I can access run._r.rPr no problem, but when I try to access run._r.drawing, I get AttributeError: 'CT_R' object has no attribute 'drawing'. So I have to use run._r[1] instead. Similarly, if I try to access run._r[1].inline, I get an attribute error, so I have to use run._r[1][0] instead. From there the dot notation works OK: I can access run._r[1][0].graphic.graphicData.pic.blipFill.blip.embed successfully.

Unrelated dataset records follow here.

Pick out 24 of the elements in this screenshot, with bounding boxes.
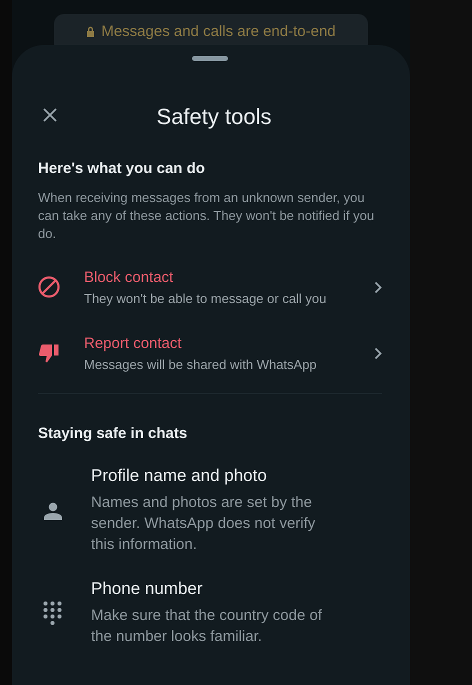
action-row[interactable]: Report contact Messages will be shared with WhatsApp [38,329,382,377]
thumbs-down-icon [38,342,60,364]
block-icon [38,276,60,298]
tip-title: Profile name and photo [91,466,268,486]
section-description: When receiving messages from an unknown sender, you can take any of these actions. They won't be notified if you do. [38,189,376,243]
chevron-icon [374,346,382,360]
action-row[interactable]: Block contact They won't be able to message or call you [38,263,382,311]
tip-description: Make sure that the country code of the number looks familiar. [91,606,323,647]
drag-handle[interactable] [192,56,228,61]
person-icon [43,502,63,520]
lock-icon [86,26,96,37]
action-subtitle: Messages will be shared with WhatsApp [84,356,318,372]
chevron-icon [374,280,382,294]
tip-description: Names and photos are set by the sender. WhatsApp does not verify this information. [91,493,316,555]
close-icon[interactable] [42,107,58,123]
banner-text: Messages and calls are end-to-end [101,23,336,42]
action-title: Block contact [84,268,174,286]
sheet-title: Safety tools [156,104,272,130]
action-title: Report contact [84,334,183,352]
action-subtitle: They won't be able to message or call you [84,290,328,306]
tip-title: Phone number [91,579,204,599]
section-heading: Here's what you can do [38,160,206,177]
dialpad-icon [43,600,62,626]
section-heading: Staying safe in chats [38,425,188,442]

I've now tried run._r.xpath(".//wp:inline") and that does a good job of finding the inline object(s), and then I can work from there. So now I have pretty clean code that looks like this:

for para in doc.paragraphs:
    for run in para.runs:
        for inline in run._r.xpath("w:drawing/wp:inline"):
            width = float(inline.extent.cx) # in EMUs https://startbigthinksmall.wordpress.com/2010/01/04/points-inches-and-emus-measuring-units-in-office-open-xml/
            height = float(inline.extent.cy)
            rId = inline.graphic.graphicData.pic.blipFill.blip.embed
            image = doc.part.related_parts[rId].image
            filename = image.filename
            with open(filename, 'wb') as f:  # make a copy in the local dir
                f.write(image.blob)
            print(', '.join([
                f"saved image {filename}",
                f"type {image.content_type}",
                f"px: {image.px_height} x {image.px_width}",
                f"size in document: {height} x {width}",
            ]))
scanny commented 3 years ago

Hmm, not sure why the dir(r) bit isn't working, maybe there's a change in how metaclasses work in Python 3 or maybe I just forgot something. I don't work with metaclasses a lot and probably not at all since writing this quite a while ago now.

Each name defined as a child element or attribute will get certain helper methods and properties. Like an attribute "foo" will cause a .foo property to be added to the custom element class. Child elements will get methods like ._add_foo, ._remove_foo, .get_or_add_foo() etc. I don't remember all the names exactly, I usually look for a similar example in another element class and that's enough to remind me. In a pinch you can read the metaclass code. It's not a quick read but will yield to close study.

Glad it seems like you got things working. I'd definitely use the .xpath() call too for anything that's not a direct descendent from my entry point.